Does steroid therapy influence the deterioration of lung function in adults with DMD after loss of ambulation? (CNMD, Queen Square Institute of Neurology). Retrospective data from 92 adults with DMD, from a single center, suggest that continuation of corticosteroid treatment after loss of ambulation in men with DMD could be beneficial in delaying disease progression (respiratory function decline and onset and/or progression of scoliosis). Furthermore, continuation of corticosteroids into adulthood delayed loss of ambulation by an average of one and a half years.


Edasalonexent is a developmental NF-kB inhibitor for DMD (Catabasis). Edasalonexent is an orally administered small molecule designed to inhibit NF-kB. This inhibition has, in DMD, the potential to limit muscle degeneration, promote muscle regeneration, and reduce inflammation and fibrosis. In mouse studies, Edasalonexent prevented cardiomyopathy, and maintained bone density and strength. Side effects of corticosteroids are, among others, reduced growth and negative effects on bone quality. In the phase 1/2 trial MoveDMD, Edasalonexent treatment of young children (4-7 years old) with DMD did not affect growth, bone health or adrenal function. It was generally well tolerated. The most common side effect was diarrhea, generally mild and transient. The global phase 3 placebo-controlled PolarisDMD trial, followed by GalaxyDMD open label extension phase, in, is ongoing in children aged 4 to 7 years, who have not taken steroids for at least 6 months. First-line results are expected in the fourth quarter of 2020.

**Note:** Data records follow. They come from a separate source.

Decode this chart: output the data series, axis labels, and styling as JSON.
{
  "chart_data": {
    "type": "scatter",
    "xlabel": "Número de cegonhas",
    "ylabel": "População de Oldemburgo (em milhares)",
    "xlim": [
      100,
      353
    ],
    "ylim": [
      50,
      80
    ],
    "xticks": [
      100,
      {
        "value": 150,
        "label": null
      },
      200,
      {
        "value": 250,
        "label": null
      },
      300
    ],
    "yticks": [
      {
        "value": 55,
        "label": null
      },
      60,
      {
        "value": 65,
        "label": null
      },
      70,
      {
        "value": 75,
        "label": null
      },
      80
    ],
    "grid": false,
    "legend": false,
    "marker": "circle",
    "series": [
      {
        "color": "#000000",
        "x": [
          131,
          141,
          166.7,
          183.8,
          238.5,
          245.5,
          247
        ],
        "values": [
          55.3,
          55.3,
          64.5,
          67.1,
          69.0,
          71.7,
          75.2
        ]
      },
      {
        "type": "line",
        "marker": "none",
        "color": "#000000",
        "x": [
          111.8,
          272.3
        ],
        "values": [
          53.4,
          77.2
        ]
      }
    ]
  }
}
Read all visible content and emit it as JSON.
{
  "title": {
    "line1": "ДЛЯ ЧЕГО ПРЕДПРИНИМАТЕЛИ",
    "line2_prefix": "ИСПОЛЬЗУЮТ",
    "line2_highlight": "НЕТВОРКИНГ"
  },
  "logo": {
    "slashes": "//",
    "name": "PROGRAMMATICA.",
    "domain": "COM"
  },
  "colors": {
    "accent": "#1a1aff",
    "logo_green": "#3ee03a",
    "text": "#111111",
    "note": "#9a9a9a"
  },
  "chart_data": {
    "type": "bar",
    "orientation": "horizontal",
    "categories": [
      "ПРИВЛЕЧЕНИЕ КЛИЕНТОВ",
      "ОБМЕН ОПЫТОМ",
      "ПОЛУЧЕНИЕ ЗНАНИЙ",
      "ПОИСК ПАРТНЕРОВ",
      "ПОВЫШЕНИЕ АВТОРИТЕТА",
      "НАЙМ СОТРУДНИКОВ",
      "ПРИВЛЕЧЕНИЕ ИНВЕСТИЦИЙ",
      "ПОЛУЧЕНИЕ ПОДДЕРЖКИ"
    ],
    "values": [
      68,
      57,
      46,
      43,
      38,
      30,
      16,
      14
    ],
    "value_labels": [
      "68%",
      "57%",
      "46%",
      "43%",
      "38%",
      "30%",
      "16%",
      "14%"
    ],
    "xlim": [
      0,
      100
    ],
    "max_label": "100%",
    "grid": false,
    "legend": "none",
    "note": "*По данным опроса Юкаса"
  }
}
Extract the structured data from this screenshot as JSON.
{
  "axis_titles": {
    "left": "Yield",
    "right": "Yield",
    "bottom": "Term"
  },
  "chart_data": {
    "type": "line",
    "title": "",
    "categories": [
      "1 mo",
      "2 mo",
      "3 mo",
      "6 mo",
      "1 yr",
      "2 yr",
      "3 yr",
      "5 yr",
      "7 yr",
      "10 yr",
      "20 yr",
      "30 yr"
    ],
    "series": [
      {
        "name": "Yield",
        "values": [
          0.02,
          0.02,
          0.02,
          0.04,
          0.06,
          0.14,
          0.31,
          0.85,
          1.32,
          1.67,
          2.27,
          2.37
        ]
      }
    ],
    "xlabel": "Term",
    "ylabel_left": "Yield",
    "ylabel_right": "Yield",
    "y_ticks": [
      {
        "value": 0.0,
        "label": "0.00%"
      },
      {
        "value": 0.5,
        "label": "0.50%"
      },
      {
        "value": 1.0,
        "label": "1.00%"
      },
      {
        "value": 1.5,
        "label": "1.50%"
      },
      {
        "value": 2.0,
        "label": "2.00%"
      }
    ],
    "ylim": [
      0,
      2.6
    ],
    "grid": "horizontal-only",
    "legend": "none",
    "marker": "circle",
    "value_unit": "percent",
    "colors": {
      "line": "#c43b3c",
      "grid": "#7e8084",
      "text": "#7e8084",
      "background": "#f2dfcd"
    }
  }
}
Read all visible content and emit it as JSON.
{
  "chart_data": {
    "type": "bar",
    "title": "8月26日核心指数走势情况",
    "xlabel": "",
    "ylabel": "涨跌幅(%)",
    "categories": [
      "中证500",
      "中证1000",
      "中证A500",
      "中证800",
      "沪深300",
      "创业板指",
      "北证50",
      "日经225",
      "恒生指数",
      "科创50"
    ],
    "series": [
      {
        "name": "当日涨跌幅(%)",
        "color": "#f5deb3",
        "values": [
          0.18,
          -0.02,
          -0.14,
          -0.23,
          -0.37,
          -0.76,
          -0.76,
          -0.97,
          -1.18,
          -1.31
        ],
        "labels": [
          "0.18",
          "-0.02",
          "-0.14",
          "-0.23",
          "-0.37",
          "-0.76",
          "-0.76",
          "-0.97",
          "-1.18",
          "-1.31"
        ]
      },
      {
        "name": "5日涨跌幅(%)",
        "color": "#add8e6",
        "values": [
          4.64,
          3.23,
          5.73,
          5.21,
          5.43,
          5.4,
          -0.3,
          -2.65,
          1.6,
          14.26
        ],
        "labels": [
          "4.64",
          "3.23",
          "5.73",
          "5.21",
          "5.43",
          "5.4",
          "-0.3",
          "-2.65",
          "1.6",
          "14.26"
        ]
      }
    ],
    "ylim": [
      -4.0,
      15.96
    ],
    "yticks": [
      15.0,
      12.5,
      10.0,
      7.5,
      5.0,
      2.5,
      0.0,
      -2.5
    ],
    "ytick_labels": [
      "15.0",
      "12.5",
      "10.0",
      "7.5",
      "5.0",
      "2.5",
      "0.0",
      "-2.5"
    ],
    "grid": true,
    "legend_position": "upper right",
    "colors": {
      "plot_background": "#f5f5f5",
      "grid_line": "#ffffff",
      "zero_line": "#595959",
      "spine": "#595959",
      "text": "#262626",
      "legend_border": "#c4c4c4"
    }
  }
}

Treatment with ATL1102 improves PUL2.0 in non-ambulatory DMD children compared to natural history. Data from the phase 2 trial of ATL1102 (a drug inhibiting expression of CD49d, found in immune cells) compared to control, showed an improvement in upper arm function (PUL2.0) in ATL1102-treated patients compared to natural history controls.

Studies on biomarkers

Studies on Biomarkers were also presented, for example fast but not slow muscle troponin I is elevated in the circulation of patients with DMD and BMD; the level of dystrophin protein expression could possibly be used as a marker of muscle function DMD clinical trials; grip strength may be used as a reliable outcome measure in clinical trials throughout the life of DMD-patients.

We highlight work that demonstrates how children with DMD have increased fear responses to threat, so that physiological fear responses could be used to measure the response to restoration of dystrophin in the central nervous system.